Banks in the UK Wake Up, Join Mobile Payments Market

Mobile payments promise to revolutionize UK commerce. The UK is a sophisticated and enthusiastic consumer technology market, with smartphone adoption and mobile commerce activity both growing fast and surging ahead of other European territories, according to a new eMarketer report, “UK Mobile Payments 2014: A Market Stymied, Despite Potential.”

UK Mobile P2P Payment Users, 2013-2017 (millions)

This would appear to have created the platform for consumers and retailers to embrace proximity payment via their beloved handsets. But the UK is also a curious anomaly. Piecemeal technology adoption by both consumers and retailers has created a fragmented ecosystem, in which use of these mechanisms ranks far behind that of other mobile services—at just 2.2 million mobile payment users forecast for 2014, according to Yankee Group—and behind other countries.

None of the technologies in the market today have created the conditions for a mobile payments ecosystem to match the convenience of cash and bank cards at scale. But the rush of competing attempts will, from 2014, undergo an evolutionary shakeout that will sow the seeds for large-scale payments standards, address consumer concerns and, finally, begin to popularize mobile payments in the region.

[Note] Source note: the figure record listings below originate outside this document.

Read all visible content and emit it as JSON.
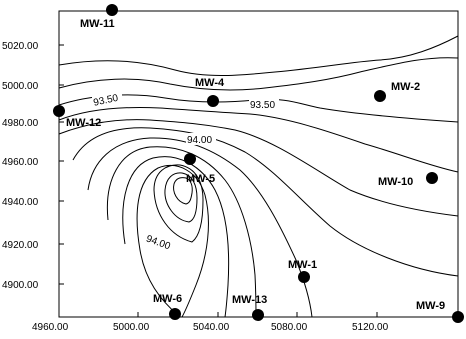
{
  "map": {
    "x_ticks": [
      "4960.00",
      "5000.00",
      "5040.00",
      "5080.00",
      "5120.00"
    ],
    "y_ticks": [
      "5020.00",
      "5000.00",
      "4980.00",
      "4960.00",
      "4940.00",
      "4920.00",
      "4900.00"
    ],
    "contour_labels": [
      "93.50",
      "93.50",
      "94.00",
      "94.00"
    ],
    "wells": [
      {
        "name": "MW-11"
      },
      {
        "name": "MW-12"
      },
      {
        "name": "MW-4"
      },
      {
        "name": "MW-2"
      },
      {
        "name": "MW-5"
      },
      {
        "name": "MW-10"
      },
      {
        "name": "MW-1"
      },
      {
        "name": "MW-6"
      },
      {
        "name": "MW-13"
      },
      {
        "name": "MW-9"
      }
    ]
  }
}
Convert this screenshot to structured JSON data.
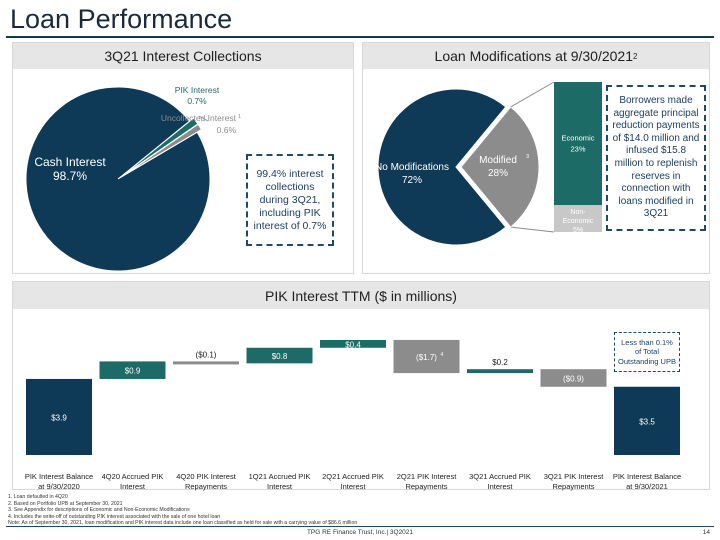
{
  "page": {
    "title": "Loan Performance",
    "footer_center": "TPG RE Finance Trust, Inc.| 3Q2021",
    "page_number": "14",
    "footnotes": [
      "1. Loan defaulted in 4Q20",
      "2. Based on Portfolio UPB at September 30, 2021",
      "3. See Appendix for descriptions of Economic and Non-Economic Modifications",
      "4. Includes the write-off of outstanding PIK interest associated with the sale of one hotel loan",
      "Note: As of September 30, 2021, loan modification and PIK interest data include one loan classified as held for sale with a carrying value of $86.6 million"
    ]
  },
  "panels": {
    "collections_title": "3Q21 Interest Collections",
    "modifications_title": "Loan Modifications at 9/30/2021",
    "modifications_title_sup": "2",
    "pik_title": "PIK Interest TTM ($ in millions)"
  },
  "callouts": {
    "collections": "99.4% interest collections during 3Q21, including PIK interest of 0.7%",
    "modifications": "Borrowers made aggregate principal reduction payments of $14.0 million and infused $15.8 million to replenish reserves in connection with loans modified in 3Q21",
    "pik": "Less than 0.1% of Total Outstanding UPB"
  },
  "chart_data": [
    {
      "type": "pie",
      "title": "3Q21 Interest Collections",
      "slices": [
        {
          "label": "Cash Interest",
          "value": 98.7,
          "display": "98.7%",
          "color": "#0f3a57"
        },
        {
          "label": "PIK Interest",
          "value": 0.7,
          "display": "0.7%",
          "color": "#1d6b66"
        },
        {
          "label": "Uncollected Interest",
          "label_sup": "1",
          "value": 0.6,
          "display": "0.6%",
          "color": "#8c8c8c"
        }
      ]
    },
    {
      "type": "pie",
      "title": "Loan Modifications at 9/30/2021",
      "slices": [
        {
          "label": "No Modifications",
          "value": 72,
          "display": "72%",
          "color": "#0f3a57"
        },
        {
          "label": "Modified",
          "label_sup": "3",
          "value": 28,
          "display": "28%",
          "color": "#8c8c8c"
        }
      ],
      "breakdown": [
        {
          "label": "Economic",
          "value": 23,
          "display": "23%",
          "color": "#1d6b66"
        },
        {
          "label": "Non-Economic",
          "value": 5,
          "display": "5%",
          "color": "#c8c8c8"
        }
      ]
    },
    {
      "type": "bar",
      "subtype": "waterfall",
      "title": "PIK Interest TTM ($ in millions)",
      "categories": [
        "PIK Interest Balance at 9/30/2020",
        "4Q20 Accrued PIK Interest",
        "4Q20 PIK Interest Repayments",
        "1Q21 Accrued PIK Interest",
        "2Q21 Accrued PIK Interest",
        "2Q21 PIK Interest Repayments",
        "3Q21 Accrued PIK Interest",
        "3Q21 PIK Interest Repayments",
        "PIK Interest Balance at 9/30/2021"
      ],
      "values": [
        3.9,
        0.9,
        -0.1,
        0.8,
        0.4,
        -1.7,
        0.2,
        -0.9,
        3.5
      ],
      "kinds": [
        "total",
        "delta",
        "delta",
        "delta",
        "delta",
        "delta",
        "delta",
        "delta",
        "total"
      ],
      "labels": [
        "$3.9",
        "$0.9",
        "($0.1)",
        "$0.8",
        "$0.4",
        "($1.7)",
        "$0.2",
        "($0.9)",
        "$3.5"
      ],
      "label_sups": [
        "",
        "",
        "",
        "",
        "",
        "4",
        "",
        "",
        ""
      ],
      "colors": {
        "total": "#0f3a57",
        "increase": "#1d6b66",
        "decrease": "#8c8c8c"
      }
    }
  ]
}
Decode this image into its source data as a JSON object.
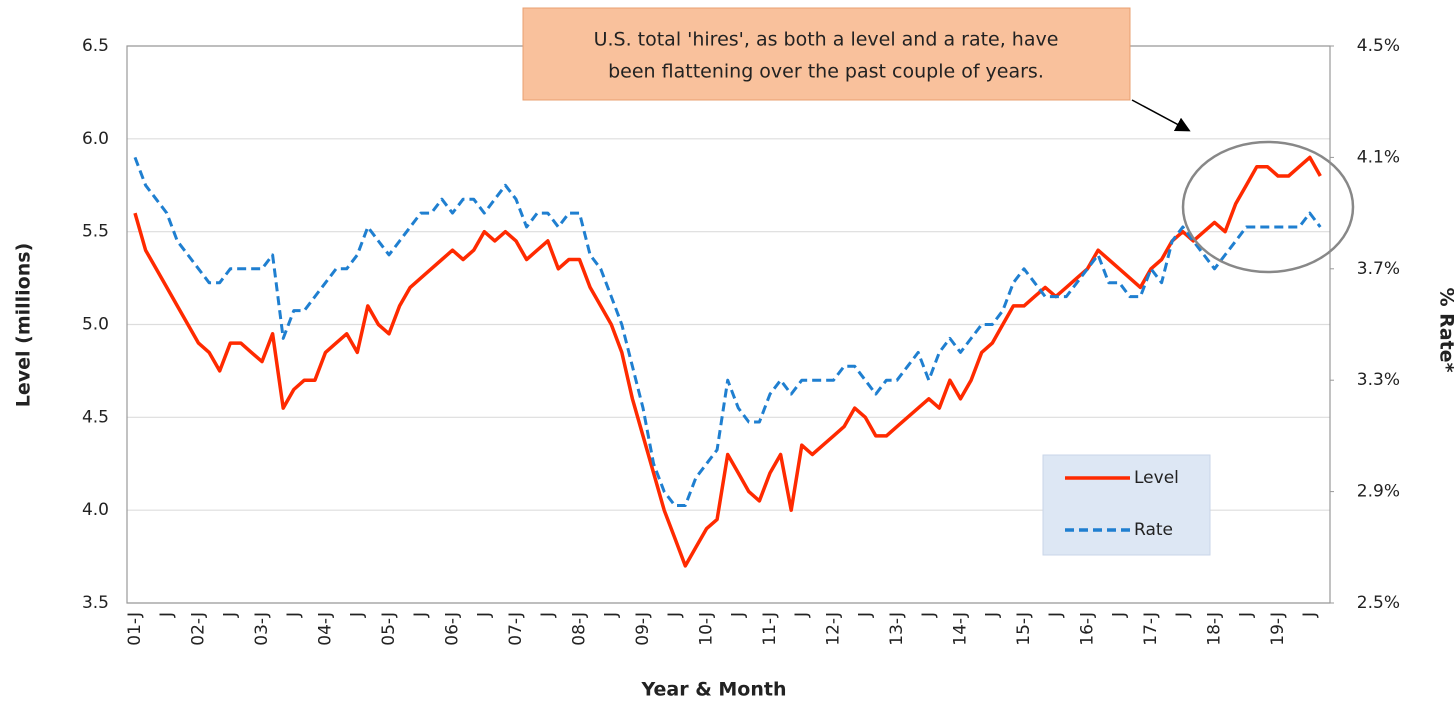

eMarketer believes that the biggest factor driving improving prospects for UK mobile payments is the awakening of banks. And this year, bank groups will reclaim their role in the payment channel by teaming to launch their own mobile payment systems in competition with other operators.

Launched in April 2014 by The Payments Council and run by leading banks, Paym is designed as a person-to-person payment system, allowing registered users to pay one another by sending funds not to a bank account number and sort code, but to a mobile phone number from a mobile banking app. Paym launched with interoperability among nine banks supporting a potential 30 million consumers. Expansion plans are in place to include seven more banks, allowing 90% of current UK account holders to opt in by late 2014.

While Paym is intended for use by individuals and for individuals to pay small traders, an initiative from a parallel consortium of 18 banks will enable mass mobile transactions with retailers. VocaLink, the group which powers the technologies underpinning ATMs and bank payment systems, plans a fall 2014 launch of Zapp, a system for completing direct, bank-funded digital transactions with retailers made online or in stores. Zapp’s backing is considerable: VocaLink processed over 10 billion transactions in 2013.

eMarketer believes these initiatives will help kick-start mobile payments more than any other efforts to date. So far, many would-be vendors have framed the mobile payments opportunity as one that will disintermediate banks from the transaction chain. But in the UK, banks will play a bigger, not smaller, role.